Par Matthieu Rostac, à Amsterdam
Je suis le FC Ankaraspor, unique club turc d’Amsterdam

Troisième communauté des Pays-Bas, les Turks-Nederlander font désormais partie intégrante du pays. Au point d'avoir des clubs de football à part entière. Rencontre avec le seul club turc d'Amsterdam, où il est avant tout question d'ouverture, de multiculturalisme et de derby face au club surinamais du coin.

Dimanche 6 septembre, début d’après-midi frais au Parc des sports de Middenmeer, dans l’Est d’Amsterdam, à quelques centaines de mètres de l’ancien stade De Meer de l’Ajax Amsterdam. Sur le terrain en synthétique, l’équipe du Real Sranang, l’un des nombreux clubs de la communauté surinamaise de la capitale néerlandaise, affronte une formation dont le maillot ressemble à s’y méprendre à celui de l’Atlético Madrid. Mais la comparaison s’arrête là avec l’équipe de Diego Simeone : supérieure physiquement et techniquement, le Real Sranang régale les quelques supporters, amassés en petits groupes ci et là. Un essaim de spectateurs jure avec le reste des mecs derrière les coursives, avec leurs accolades en guise de bonjour et leurs petits mots échangés en turc. Leur dress code, survêtements bleu et blanc, trahit la raison de leur présence. Il s’agit des joueurs du FC Ankaraspor, le seul club « turc » de la ville d’Amsterdam, venu affronter l’autre équipe dominicale du Real Sranang pour la reprise en Vierde Klasse, le sixième échelon du football néerlandais. Hayati Kulaksiz, président du FC Ankaraspor, est également là, venu observer la première prestation de la saison 2015-2016 de ses joueurs. Cet homme, né il y a quarante-six ans en Turquie, mais immigré aux Pays-Bas depuis trente ans maintenant, employé à la centrale d’achat d’Albert Heijn (le Monoprix local) de Zandaam, a « fondé le club en 2003 avec quelques amis » avec un but simple : « On voulait avant tout réunir la communauté turque autour du foot. Au départ, le club était composé de 70% de joueurs venant de Turquie, et l’équipe première exclusivement turque, mais maintenant, on en est à 50% de Turcs sur l’ensemble du club. On voulait créer un club multiculturel, c’était important pour nous. Le FC Ankarspor, c’est pour tout le monde. »

« Turc à la maison, mais néerlandais une fois la porte passée »

Quinze ans plus tard, le FC Ankaraspor possède onze équipes affiliées à la KNVB, la Fédération néerlandaise.
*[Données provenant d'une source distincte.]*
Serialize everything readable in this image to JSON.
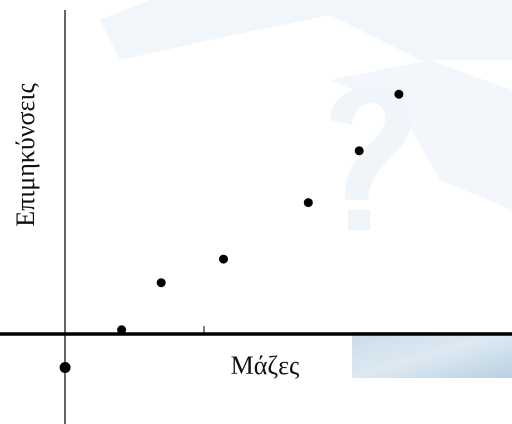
{
  "chart_data": {
    "type": "scatter",
    "xlabel": "Μάζες",
    "ylabel": "Επιμηκύνσεις",
    "points": [
      {
        "x": 0,
        "y": 0
      },
      {
        "x": 1,
        "y": 0.8
      },
      {
        "x": 1.7,
        "y": 1.8
      },
      {
        "x": 2.8,
        "y": 2.3
      },
      {
        "x": 4.3,
        "y": 3.5
      },
      {
        "x": 5.2,
        "y": 4.6
      },
      {
        "x": 5.9,
        "y": 5.8
      }
    ],
    "xlim": [
      -1.15,
      7.9
    ],
    "ylim": [
      -1.2,
      7.8
    ],
    "grid": false,
    "colors": {
      "points": "#000000",
      "axes": "#000000"
    }
  }
}
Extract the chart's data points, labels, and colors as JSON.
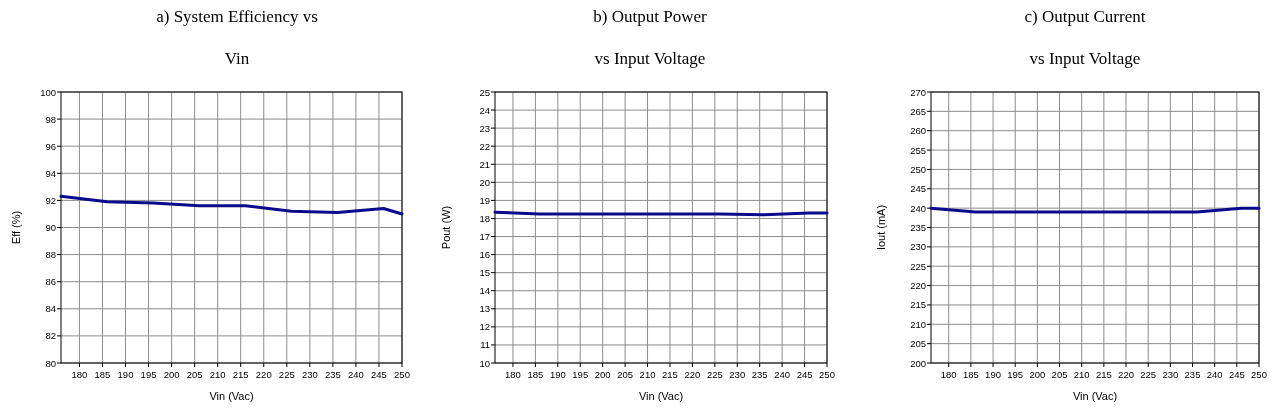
{
  "chart_data": [
    {
      "type": "line",
      "title": "a) System Efficiency vs\nVin",
      "xlabel": "Vin (Vac)",
      "ylabel": "Eff (%)",
      "x": [
        176,
        186,
        196,
        206,
        216,
        226,
        236,
        246,
        250
      ],
      "xlim": [
        176,
        250
      ],
      "xticks": [
        180,
        185,
        190,
        195,
        200,
        205,
        210,
        215,
        220,
        225,
        230,
        235,
        240,
        245,
        250
      ],
      "ylim": [
        80,
        100
      ],
      "yticks": [
        80,
        82,
        84,
        86,
        88,
        90,
        92,
        94,
        96,
        98,
        100
      ],
      "grid": true,
      "series": [
        {
          "color": "#0a0a8c",
          "values": [
            92.3,
            91.9,
            91.8,
            91.6,
            91.6,
            91.2,
            91.1,
            91.4,
            91.0
          ]
        }
      ]
    },
    {
      "type": "line",
      "title": "b) Output Power\nvs Input Voltage",
      "xlabel": "Vin (Vac)",
      "ylabel": "Pout (W)",
      "x": [
        176,
        186,
        196,
        206,
        216,
        226,
        236,
        246,
        250
      ],
      "xlim": [
        176,
        250
      ],
      "xticks": [
        180,
        185,
        190,
        195,
        200,
        205,
        210,
        215,
        220,
        225,
        230,
        235,
        240,
        245,
        250
      ],
      "ylim": [
        10,
        25
      ],
      "yticks": [
        10,
        11,
        12,
        13,
        14,
        15,
        16,
        17,
        18,
        19,
        20,
        21,
        22,
        23,
        24,
        25
      ],
      "grid": true,
      "series": [
        {
          "color": "#0a0a8c",
          "values": [
            18.35,
            18.25,
            18.25,
            18.25,
            18.25,
            18.25,
            18.2,
            18.3,
            18.3
          ]
        }
      ]
    },
    {
      "type": "line",
      "title": "c) Output Current\nvs Input Voltage",
      "xlabel": "Vin (Vac)",
      "ylabel": "Iout (mA)",
      "x": [
        176,
        186,
        196,
        206,
        216,
        226,
        236,
        246,
        250
      ],
      "xlim": [
        176,
        250
      ],
      "xticks": [
        180,
        185,
        190,
        195,
        200,
        205,
        210,
        215,
        220,
        225,
        230,
        235,
        240,
        245,
        250
      ],
      "ylim": [
        200,
        270
      ],
      "yticks": [
        200,
        205,
        210,
        215,
        220,
        225,
        230,
        235,
        240,
        245,
        250,
        255,
        260,
        265,
        270
      ],
      "grid": true,
      "series": [
        {
          "color": "#0a0a8c",
          "values": [
            240,
            239,
            239,
            239,
            239,
            239,
            239,
            240,
            240
          ]
        }
      ]
    }
  ]
}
Son joueur le plus jeune a huit ans, le plus vieux, Mustafa, a 39 ans et porte le brassard de l’équipe première ce dimanche – « pas le plus rapide, pas le plus physique, mais toujours le mieux placé » dixit Sarkan Yapici, l’entraîneur de l’équipe. Surtout, le club offre un spectre de communautés assez large, poursuit ce professeur de mathématiques dans un lycée, qui passe tous ses dimanches depuis douze ans du côté du FC Ankaraspor : « Le dimanche, on a cinq équipes qui jouent et quatre le samedi. Dans le lot, grosso modo, je dirais qu’on a cinq équipes turques et quatre néerlandaises. Dans l’équipe première, on a Aaron, un Néerlandais d’origine, et dans l’équipe B, il y a un Marocain et un Surinamais. » Le club s’apprête même à accueillir deux Brésiliens, Tiago et Allen, alors qu’un troisième est resté à quai pour des problèmes de visa. Né sur le territoire néerlandais de parents turcs, Sarkan se décrit comme « turc à la maison, mais néerlandais une fois la porte passée » .
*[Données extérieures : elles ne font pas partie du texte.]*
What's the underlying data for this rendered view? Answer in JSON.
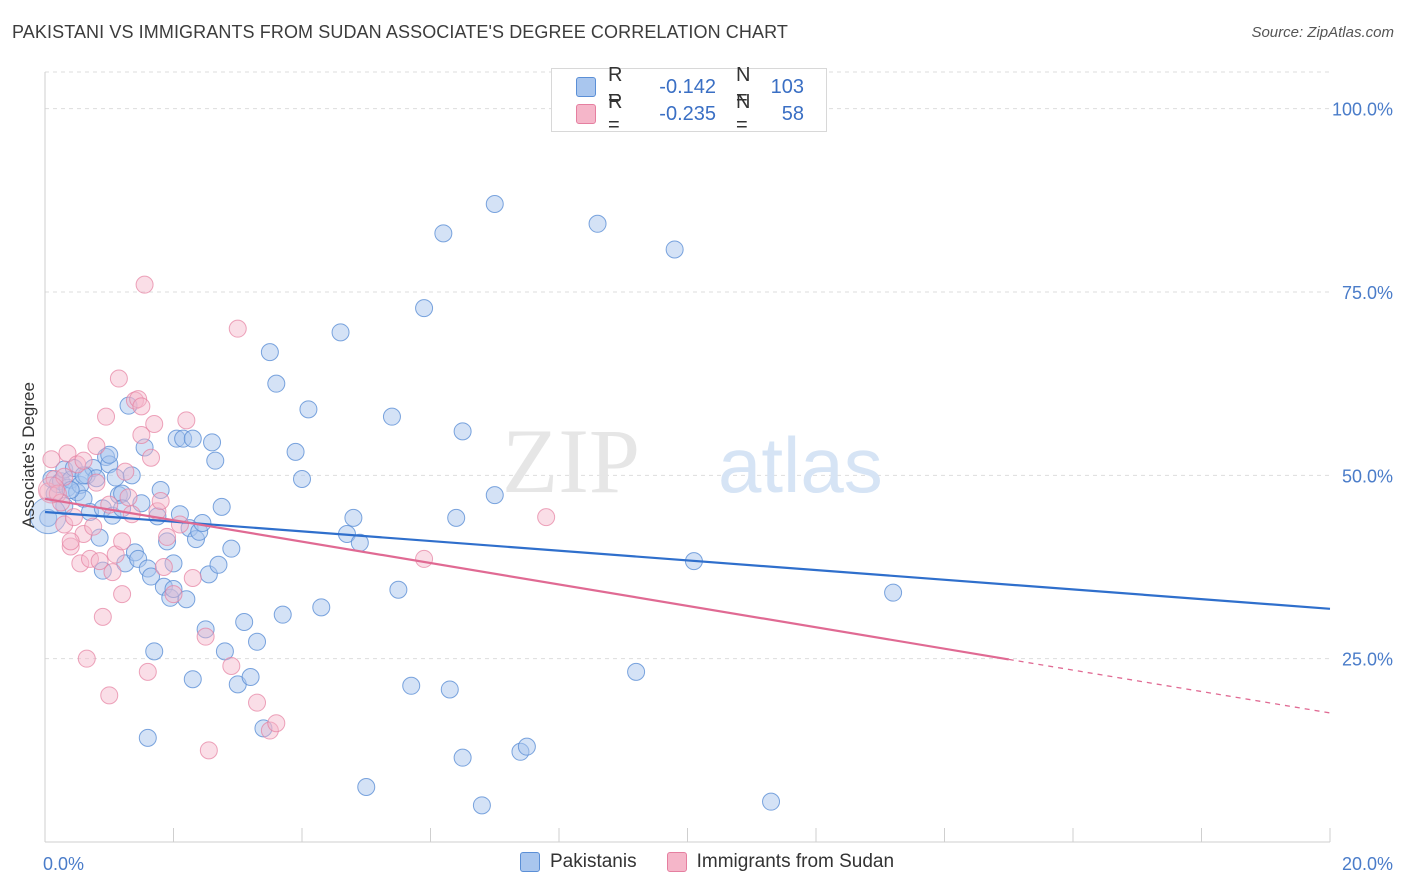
{
  "header": {
    "title": "PAKISTANI VS IMMIGRANTS FROM SUDAN ASSOCIATE'S DEGREE CORRELATION CHART",
    "source": "Source: ZipAtlas.com"
  },
  "watermark": {
    "zip": "ZIP",
    "atlas": "atlas"
  },
  "legend": {
    "rows": [
      {
        "r_label": "R =",
        "r_value": "-0.142",
        "n_label": "N =",
        "n_value": "103"
      },
      {
        "r_label": "R =",
        "r_value": "-0.235",
        "n_label": "N =",
        "n_value": "58"
      }
    ]
  },
  "colors": {
    "blue_fill": "#a9c6ee",
    "blue_stroke": "#5b8fd6",
    "blue_line": "#2f6fcc",
    "pink_fill": "#f5b6c9",
    "pink_stroke": "#e57fa0",
    "pink_line": "#e06a93",
    "tick_text": "#4a7cc9",
    "grid": "#dddddd"
  },
  "chart_data": {
    "type": "scatter",
    "title": "PAKISTANI VS IMMIGRANTS FROM SUDAN ASSOCIATE'S DEGREE CORRELATION CHART",
    "xlabel": "",
    "ylabel": "Associate's Degree",
    "xlim": [
      0,
      20
    ],
    "ylim": [
      0,
      105
    ],
    "x_tick_labels": [
      "0.0%",
      "20.0%"
    ],
    "y_ticks": [
      25,
      50,
      75,
      100
    ],
    "y_tick_labels": [
      "25.0%",
      "50.0%",
      "75.0%",
      "100.0%"
    ],
    "grid": true,
    "legend_position": "top-center",
    "series": [
      {
        "name": "Pakistanis",
        "color": "blue",
        "trend": {
          "x": [
            0,
            20
          ],
          "y": [
            45.0,
            31.8
          ],
          "dashed_from": null
        },
        "points": [
          [
            0.05,
            44.2
          ],
          [
            0.1,
            49.5
          ],
          [
            0.15,
            47.5
          ],
          [
            0.2,
            48.8
          ],
          [
            0.25,
            49.2
          ],
          [
            0.3,
            50.8
          ],
          [
            0.35,
            48.3
          ],
          [
            0.4,
            49.4
          ],
          [
            0.45,
            51.0
          ],
          [
            0.5,
            47.7
          ],
          [
            0.55,
            48.7
          ],
          [
            0.6,
            46.8
          ],
          [
            0.65,
            50.0
          ],
          [
            0.7,
            45.0
          ],
          [
            0.75,
            51.0
          ],
          [
            0.8,
            49.6
          ],
          [
            0.85,
            41.5
          ],
          [
            0.9,
            45.5
          ],
          [
            0.95,
            52.5
          ],
          [
            1.0,
            51.5
          ],
          [
            1.05,
            44.5
          ],
          [
            1.1,
            49.7
          ],
          [
            1.15,
            47.3
          ],
          [
            1.2,
            47.5
          ],
          [
            1.25,
            38.0
          ],
          [
            1.3,
            59.5
          ],
          [
            1.35,
            50.0
          ],
          [
            1.4,
            39.5
          ],
          [
            1.45,
            38.6
          ],
          [
            1.5,
            46.2
          ],
          [
            1.55,
            53.8
          ],
          [
            1.6,
            37.3
          ],
          [
            1.65,
            36.2
          ],
          [
            1.7,
            26.0
          ],
          [
            1.75,
            44.4
          ],
          [
            1.8,
            48.0
          ],
          [
            1.85,
            34.8
          ],
          [
            1.9,
            41.0
          ],
          [
            1.95,
            33.3
          ],
          [
            2.0,
            38.0
          ],
          [
            2.05,
            55.0
          ],
          [
            2.1,
            44.7
          ],
          [
            2.15,
            55.0
          ],
          [
            2.2,
            33.1
          ],
          [
            2.25,
            42.8
          ],
          [
            2.3,
            22.2
          ],
          [
            2.35,
            41.3
          ],
          [
            2.4,
            42.3
          ],
          [
            2.45,
            43.5
          ],
          [
            2.5,
            29.0
          ],
          [
            2.55,
            36.5
          ],
          [
            2.6,
            54.5
          ],
          [
            2.65,
            52.0
          ],
          [
            2.7,
            37.8
          ],
          [
            2.75,
            45.7
          ],
          [
            2.8,
            26.0
          ],
          [
            2.9,
            40.0
          ],
          [
            3.0,
            21.5
          ],
          [
            3.1,
            30.0
          ],
          [
            3.2,
            22.5
          ],
          [
            3.3,
            27.3
          ],
          [
            3.5,
            66.8
          ],
          [
            3.6,
            62.5
          ],
          [
            3.7,
            31.0
          ],
          [
            3.9,
            53.2
          ],
          [
            4.0,
            49.5
          ],
          [
            4.1,
            59.0
          ],
          [
            4.3,
            32.0
          ],
          [
            4.6,
            69.5
          ],
          [
            4.7,
            42.0
          ],
          [
            4.8,
            44.2
          ],
          [
            4.9,
            40.8
          ],
          [
            5.0,
            7.5
          ],
          [
            5.4,
            58.0
          ],
          [
            5.5,
            34.4
          ],
          [
            5.7,
            21.3
          ],
          [
            5.9,
            72.8
          ],
          [
            6.2,
            83.0
          ],
          [
            6.3,
            20.8
          ],
          [
            6.4,
            44.2
          ],
          [
            6.5,
            56.0
          ],
          [
            6.8,
            5.0
          ],
          [
            7.0,
            87.0
          ],
          [
            7.0,
            47.3
          ],
          [
            7.4,
            12.3
          ],
          [
            7.5,
            13.0
          ],
          [
            8.6,
            84.3
          ],
          [
            9.2,
            23.2
          ],
          [
            9.8,
            80.8
          ],
          [
            10.1,
            38.3
          ],
          [
            11.3,
            5.5
          ],
          [
            13.2,
            34.0
          ],
          [
            1.6,
            14.2
          ],
          [
            2.0,
            34.5
          ],
          [
            3.4,
            15.5
          ],
          [
            0.3,
            45.8
          ],
          [
            0.6,
            50.0
          ],
          [
            1.0,
            52.8
          ],
          [
            6.5,
            11.5
          ],
          [
            0.9,
            37.0
          ],
          [
            2.3,
            55.0
          ],
          [
            1.2,
            45.5
          ],
          [
            0.4,
            48.0
          ]
        ]
      },
      {
        "name": "Immigrants from Sudan",
        "color": "pink",
        "trend": {
          "x": [
            0,
            20
          ],
          "y": [
            46.8,
            17.6
          ],
          "dashed_from": 15
        },
        "points": [
          [
            0.05,
            47.8
          ],
          [
            0.1,
            52.2
          ],
          [
            0.15,
            49.5
          ],
          [
            0.2,
            47.5
          ],
          [
            0.25,
            46.3
          ],
          [
            0.3,
            43.3
          ],
          [
            0.35,
            53.0
          ],
          [
            0.4,
            40.3
          ],
          [
            0.45,
            44.3
          ],
          [
            0.5,
            51.5
          ],
          [
            0.55,
            38.0
          ],
          [
            0.6,
            42.0
          ],
          [
            0.65,
            25.0
          ],
          [
            0.7,
            38.6
          ],
          [
            0.75,
            43.0
          ],
          [
            0.8,
            54.0
          ],
          [
            0.85,
            38.3
          ],
          [
            0.9,
            30.7
          ],
          [
            0.95,
            58.0
          ],
          [
            1.0,
            20.0
          ],
          [
            1.05,
            36.8
          ],
          [
            1.1,
            39.2
          ],
          [
            1.15,
            63.2
          ],
          [
            1.2,
            41.0
          ],
          [
            1.25,
            50.5
          ],
          [
            1.3,
            47.0
          ],
          [
            1.35,
            44.7
          ],
          [
            1.4,
            60.2
          ],
          [
            1.45,
            60.4
          ],
          [
            1.5,
            59.4
          ],
          [
            1.55,
            76.0
          ],
          [
            1.6,
            23.2
          ],
          [
            1.65,
            52.4
          ],
          [
            1.7,
            57.0
          ],
          [
            1.75,
            45.1
          ],
          [
            1.8,
            46.5
          ],
          [
            1.85,
            37.5
          ],
          [
            1.9,
            41.6
          ],
          [
            2.0,
            33.8
          ],
          [
            2.1,
            43.3
          ],
          [
            2.2,
            57.5
          ],
          [
            2.5,
            28.0
          ],
          [
            2.55,
            12.5
          ],
          [
            2.9,
            24.0
          ],
          [
            3.0,
            70.0
          ],
          [
            3.3,
            19.0
          ],
          [
            3.5,
            15.2
          ],
          [
            3.6,
            16.2
          ],
          [
            5.9,
            38.6
          ],
          [
            7.8,
            44.3
          ],
          [
            0.3,
            49.8
          ],
          [
            0.6,
            52.0
          ],
          [
            1.0,
            46.0
          ],
          [
            1.5,
            55.5
          ],
          [
            0.8,
            49.0
          ],
          [
            2.3,
            36.0
          ],
          [
            1.2,
            33.8
          ],
          [
            0.4,
            41.0
          ]
        ]
      }
    ]
  }
}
Il développe : « Un club de football, ça doit être le reflet de ce que tu vois dans la rue. Et si tu prends Amsterdam, c’est 50% néerlandais et 50% d’étrangers. Des Marocains, des Turcs, des Surinamais… Peu importe. On accueille tout le monde. La séparation, le communautarisme, ça doit s’arrêter. Et le football, c’est peut-être le meilleur moyen que ça arrive. » D’ailleurs, on ne peut pas vraiment dire qu’il y a une fierté toute particulière chez les joueurs à évoluer sous les couleurs de l’unique club turc d’Amsterdam. La majorité des joueurs présents ce jour-là, bien que d’origine turque, sont avant tout là parce que le FC Ankaraspor est leur club de quartier. Numan, son numéro 9 dans le dos, préfère encore lancer des « Giroud ! Giroud ! » plutôt que de parler de Hakan Şükür quand il s’agit d’évoquer sa place sur le terrain. « Je suis presque sûr que tous les joueurs sur le terrain aujourd’hui se sentent néerlandais. À part un ou deux, ils sont tous nés ici, ont grandi ici, donc c’est impossible de penser autre chose » , précise Sarkan.
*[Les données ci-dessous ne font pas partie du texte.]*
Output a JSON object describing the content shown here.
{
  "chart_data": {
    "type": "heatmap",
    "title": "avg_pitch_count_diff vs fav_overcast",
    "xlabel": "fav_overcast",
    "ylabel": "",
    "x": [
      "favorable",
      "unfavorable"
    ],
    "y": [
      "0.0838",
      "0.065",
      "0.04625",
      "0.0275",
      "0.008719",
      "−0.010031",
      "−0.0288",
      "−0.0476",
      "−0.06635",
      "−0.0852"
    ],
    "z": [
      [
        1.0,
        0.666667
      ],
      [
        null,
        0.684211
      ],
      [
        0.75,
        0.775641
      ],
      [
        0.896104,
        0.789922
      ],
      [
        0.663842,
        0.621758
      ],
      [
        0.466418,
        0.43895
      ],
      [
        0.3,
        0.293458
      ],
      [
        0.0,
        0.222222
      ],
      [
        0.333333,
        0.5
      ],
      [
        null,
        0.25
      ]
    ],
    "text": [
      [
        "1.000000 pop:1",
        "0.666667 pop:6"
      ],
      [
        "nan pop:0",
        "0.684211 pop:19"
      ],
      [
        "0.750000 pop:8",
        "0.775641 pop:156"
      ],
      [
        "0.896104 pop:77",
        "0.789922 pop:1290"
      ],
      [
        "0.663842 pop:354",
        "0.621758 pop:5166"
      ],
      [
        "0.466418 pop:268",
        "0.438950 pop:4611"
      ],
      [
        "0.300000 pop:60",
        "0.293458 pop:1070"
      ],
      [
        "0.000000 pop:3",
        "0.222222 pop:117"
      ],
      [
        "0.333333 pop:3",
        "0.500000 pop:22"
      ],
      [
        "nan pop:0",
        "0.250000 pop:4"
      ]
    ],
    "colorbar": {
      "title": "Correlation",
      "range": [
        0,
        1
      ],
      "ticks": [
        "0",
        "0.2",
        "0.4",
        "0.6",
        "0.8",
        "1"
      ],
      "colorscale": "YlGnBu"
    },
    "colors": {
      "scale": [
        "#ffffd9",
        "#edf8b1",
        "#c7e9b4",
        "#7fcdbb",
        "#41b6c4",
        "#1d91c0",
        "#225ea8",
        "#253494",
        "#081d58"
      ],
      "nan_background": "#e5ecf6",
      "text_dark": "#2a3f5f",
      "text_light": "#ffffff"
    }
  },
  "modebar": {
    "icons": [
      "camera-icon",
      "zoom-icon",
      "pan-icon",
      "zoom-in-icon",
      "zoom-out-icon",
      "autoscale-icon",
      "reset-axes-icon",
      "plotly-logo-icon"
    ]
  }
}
Le dernier club turc d’Amsterdam

Si le FC Ankaraspor recherche à faire l’unanimité toutes communautés confondues, c’est aussi parce que les Turks-Nederlander, comme on les appelle aux Pays-Bas, font désormais partie du paysage. Après deux campagnes d’immigration choisie menées par le gouvernement batave en 1964 puis en 1974, renforcée par une vague constante d’immigration spontanée depuis le milieu des années 50, les Turcs des Pays-Bas représentent aujourd’hui la troisième communauté du pays derrière les Néerlandais et les Indonésiens avec plus de 400 000 ressortissants (sur 17 millions d’habitants), au point que les Pays-Bas constituent la troisième destination privilégiée dans le monde après l’Allemagne et la France. De facto, des personnalités issues de l’immigration turque s’illustrent aux Pays-Bas depuis quelques années, comme Deniz Akkoyun, Miss Pays-Bas en 2008, la chanteuse Joan Franka ou encore les politiciennes Nebahat Albayrak et Emine Bozkurt, respectivement ancienne secrétaire d’État à la Justice et députée européenne.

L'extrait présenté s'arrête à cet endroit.